In 2014, Wonderfruit Festival was born in Pattaya, a rural destination outside of Bangkok, with everyone from Jamie Jones to De La Soul and Damian Lazarus performing amidst countless installations and an audience of 5,000 campers wrought from every corner of the globe. "When we were trying to come up with a lineup for the acts, we were looking to make it something special, because Wonderfruit tickets, for Thai people, are not cheap," says Pete.
Pete rattles off some of the key elements of the Wonderfruit vibe: "A lot of our content comes from all over the world. We try to maintain a balance: Thai acts, regional acts. We try to do a lot of collaborations. People from all over the world, many from Burning Man, come here and collaborate with Thai teams and add a local sensitivity to it. We like working with people who build, who don't just draw and hand over and point—people who get their hands dirty and carve and saw. It's becoming more of a lost art."

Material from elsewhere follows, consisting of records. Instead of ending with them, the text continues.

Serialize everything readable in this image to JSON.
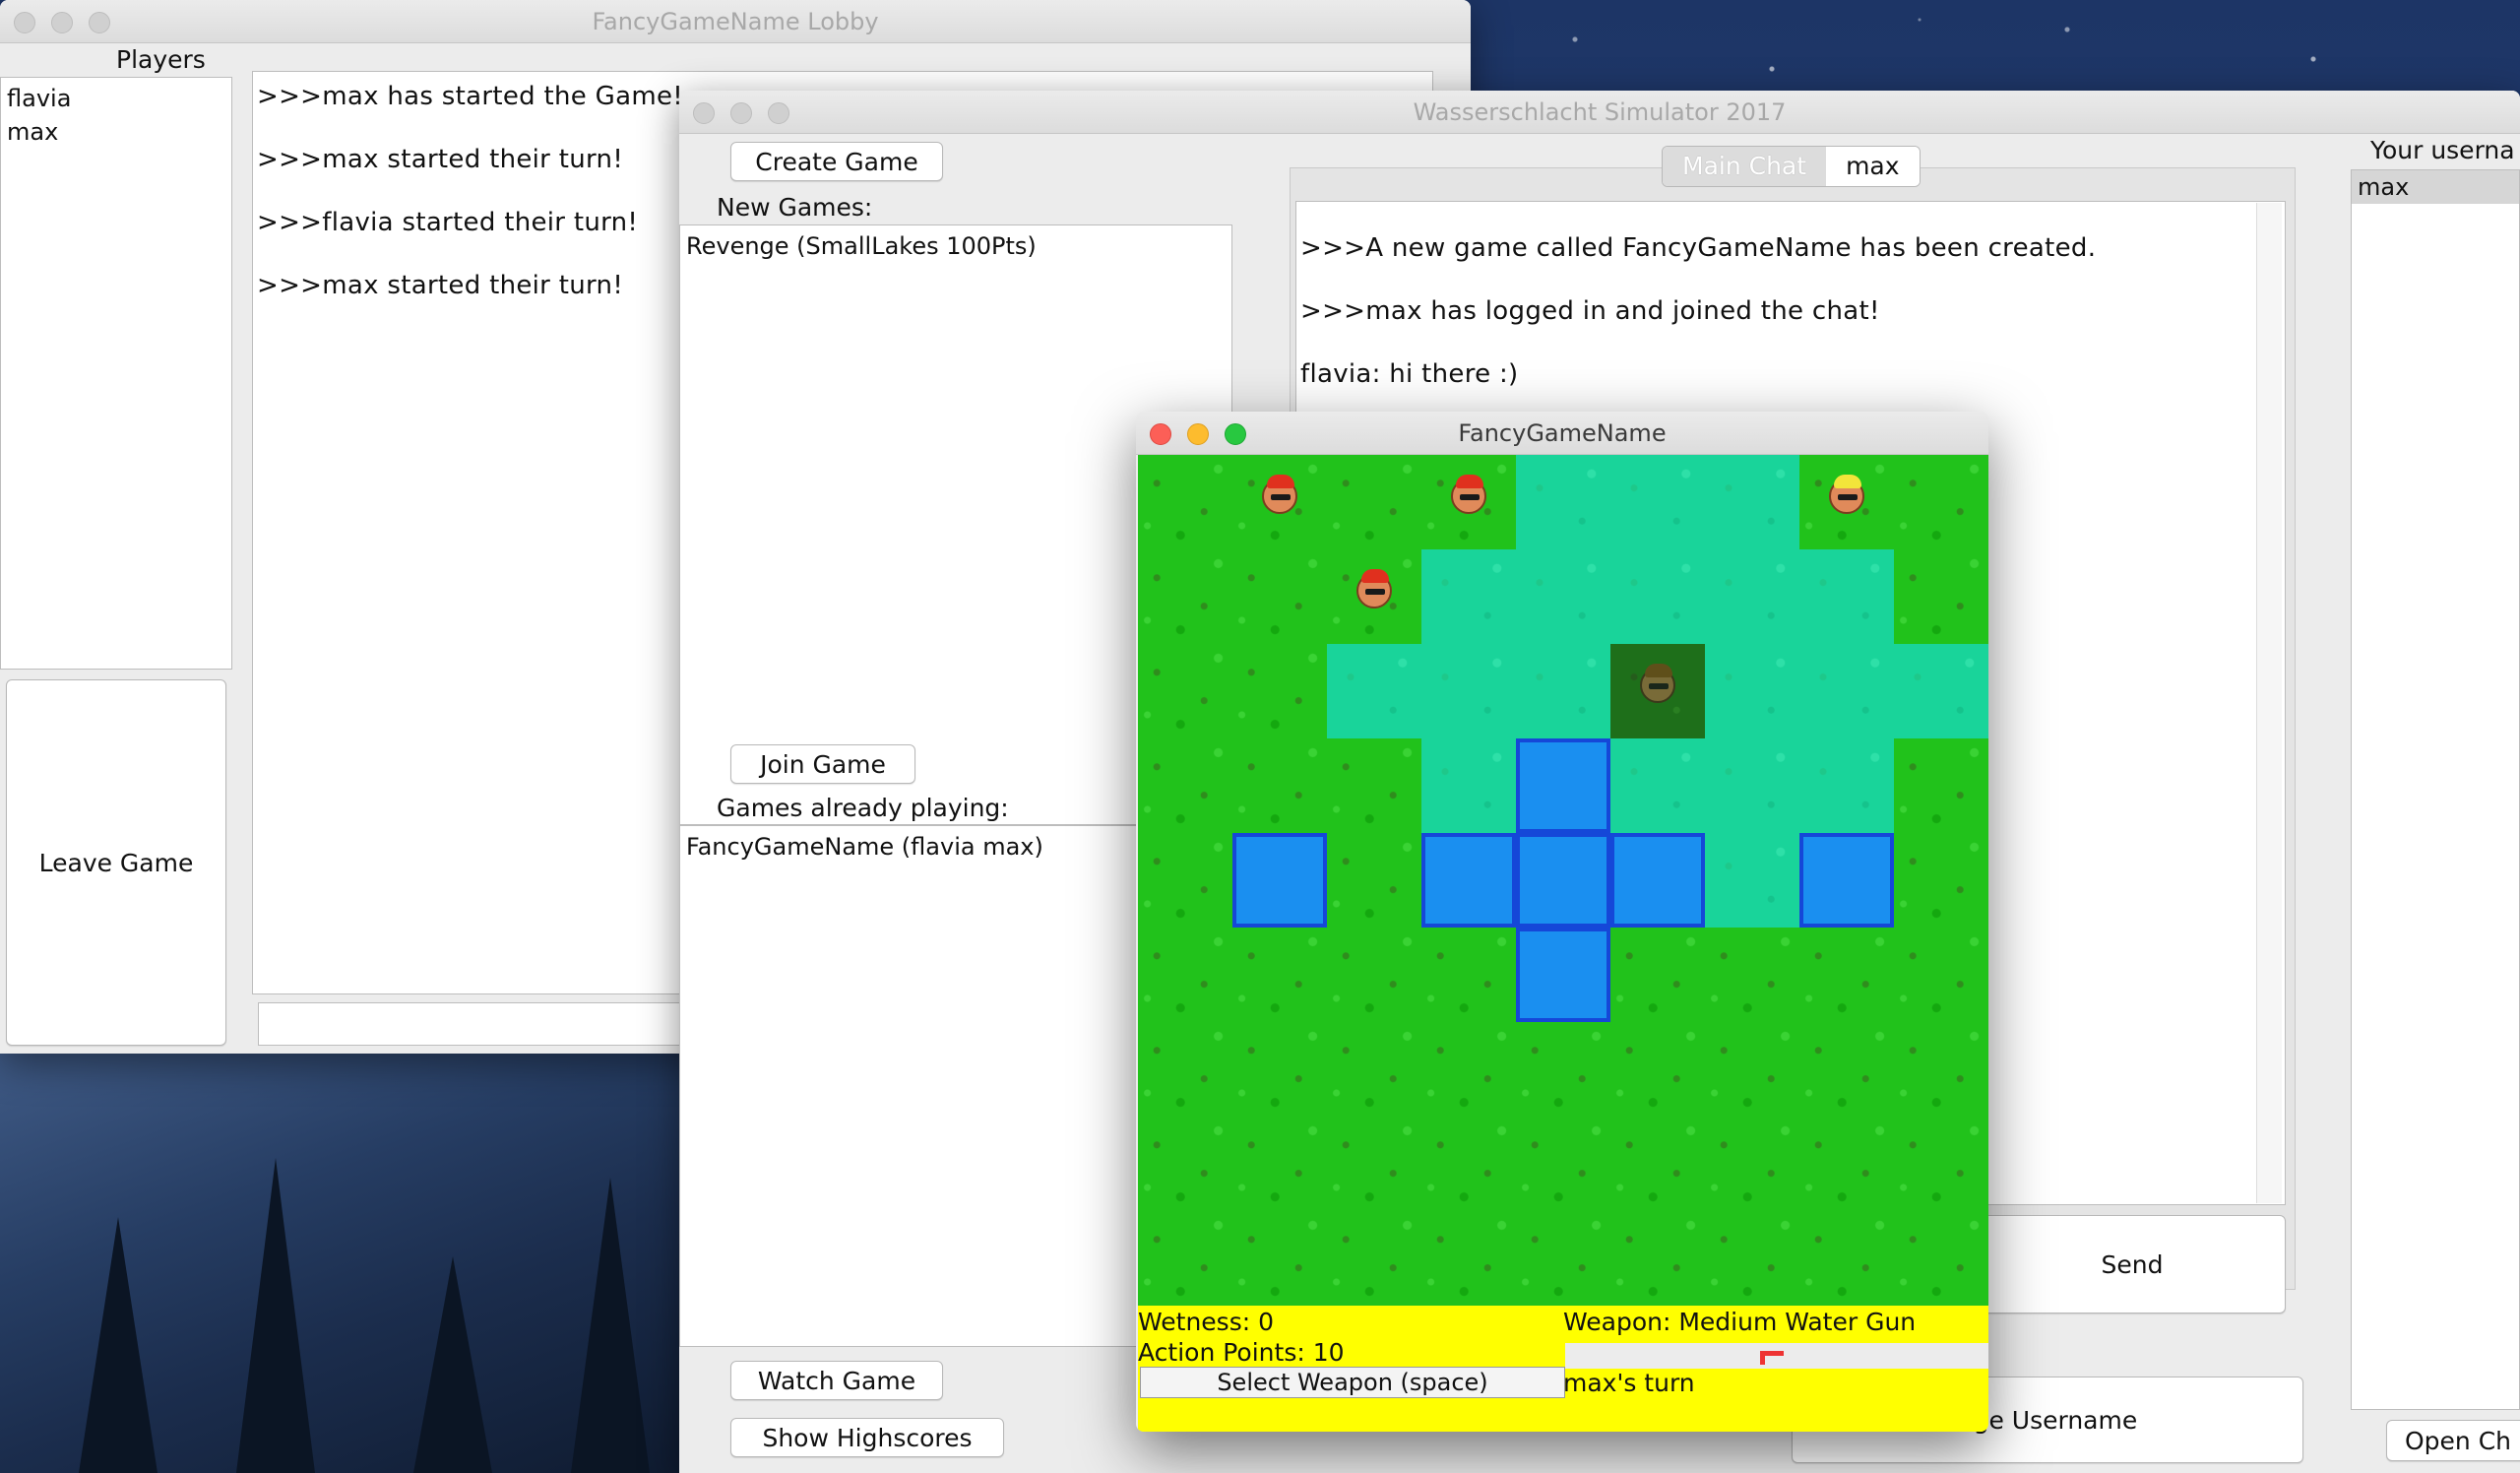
{
  "lobby": {
    "title": "FancyGameName Lobby",
    "players_label": "Players",
    "players": [
      "flavia",
      "max"
    ],
    "leave_button": "Leave Game",
    "chat": [
      ">>>max has started the Game!",
      ">>>max started their turn!",
      ">>>flavia started their turn!",
      ">>>max started their turn!"
    ]
  },
  "main": {
    "title": "Wasserschlacht Simulator 2017",
    "create_button": "Create Game",
    "new_games_label": "New Games:",
    "new_games": [
      "Revenge (SmallLakes 100Pts)"
    ],
    "join_button": "Join Game",
    "playing_label": "Games already playing:",
    "playing_games": [
      "FancyGameName (flavia max)"
    ],
    "watch_button": "Watch Game",
    "highscores_button": "Show Highscores",
    "tabs": [
      "Main Chat",
      "max"
    ],
    "chat": [
      ">>>A new game called FancyGameName has been created.",
      ">>>max has logged in and joined the chat!",
      "flavia: hi there :)"
    ],
    "send_button": "Send",
    "change_username_button": "nge Username",
    "username_label": "Your userna",
    "users": [
      "max"
    ],
    "open_chat_button": "Open Ch"
  },
  "game": {
    "title": "FancyGameName",
    "board": [
      [
        "g",
        "g",
        "g",
        "g",
        "s",
        "s",
        "s",
        "g",
        "g"
      ],
      [
        "g",
        "g",
        "g",
        "s",
        "s",
        "s",
        "s",
        "s",
        "g"
      ],
      [
        "g",
        "g",
        "s",
        "s",
        "s",
        "d",
        "s",
        "s",
        "s"
      ],
      [
        "g",
        "g",
        "g",
        "s",
        "w",
        "s",
        "s",
        "s",
        "g"
      ],
      [
        "g",
        "w",
        "g",
        "w",
        "w",
        "w",
        "s",
        "w",
        "g"
      ],
      [
        "g",
        "g",
        "g",
        "g",
        "w",
        "g",
        "g",
        "g",
        "g"
      ],
      [
        "g",
        "g",
        "g",
        "g",
        "g",
        "g",
        "g",
        "g",
        "g"
      ],
      [
        "g",
        "g",
        "g",
        "g",
        "g",
        "g",
        "g",
        "g",
        "g"
      ],
      [
        "g",
        "g",
        "g",
        "g",
        "g",
        "g",
        "g",
        "g",
        "g"
      ]
    ],
    "characters": [
      {
        "row": 0,
        "col": 1,
        "hair": "#e0301e",
        "dim": false
      },
      {
        "row": 0,
        "col": 3,
        "hair": "#e0301e",
        "dim": false
      },
      {
        "row": 0,
        "col": 7,
        "hair": "#f2e53a",
        "dim": false
      },
      {
        "row": 1,
        "col": 2,
        "hair": "#e0301e",
        "dim": false
      },
      {
        "row": 2,
        "col": 5,
        "hair": "#6b4a1a",
        "dim": true
      }
    ],
    "wetness": "Wetness: 0",
    "action_points": "Action Points: 10",
    "weapon": "Weapon: Medium Water Gun",
    "select_weapon": "Select Weapon (space)",
    "turn": "max's turn"
  }
}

There's a lot more to Wonderfruit more than just classily curated music. "There's a very clear purpose to what we're doing," Pete says, slowly, as if to emphasize the importance of the statement. "Our intention is to merge social responsibility with the dance music movement."
The team have quite literally put their money where their mouth is when it comes to sustainability. "The first thing we actually did on the grounds was planting a farm right in them middle," says Pete. "We've expanded it this year. The kids all go and play in it." The festival uses produce grown in the farm during their Farm to Feast dinners, one of many unique features, alongside two live stage plays, on-site festival fashion makeovers, and upwards of ten installations, many of which were designed for Burning Man, but were re-jigged and built by Thai teams for Wonderfruit.
This week will see the Wonderfruit team kick their preparations into overdrive, putting everything into place before welcoming a crowed of 10,000 to the festival's grounds, a number double that of last year. The event is at the forefront of the Far Eastern festival scene, taking the best elements of the west's boutique festival movement and infusing them with elements of eastern culture with the hopes of synthesizing something new that can last. With the decayed remains of paradise lost in Full Moon Parties on one side and the hyper-commercialization of the EDM club scene on the other, Wonderfruit represents a new chapter the country's electronic scene—one where partying can be positive for both humanity and the earth.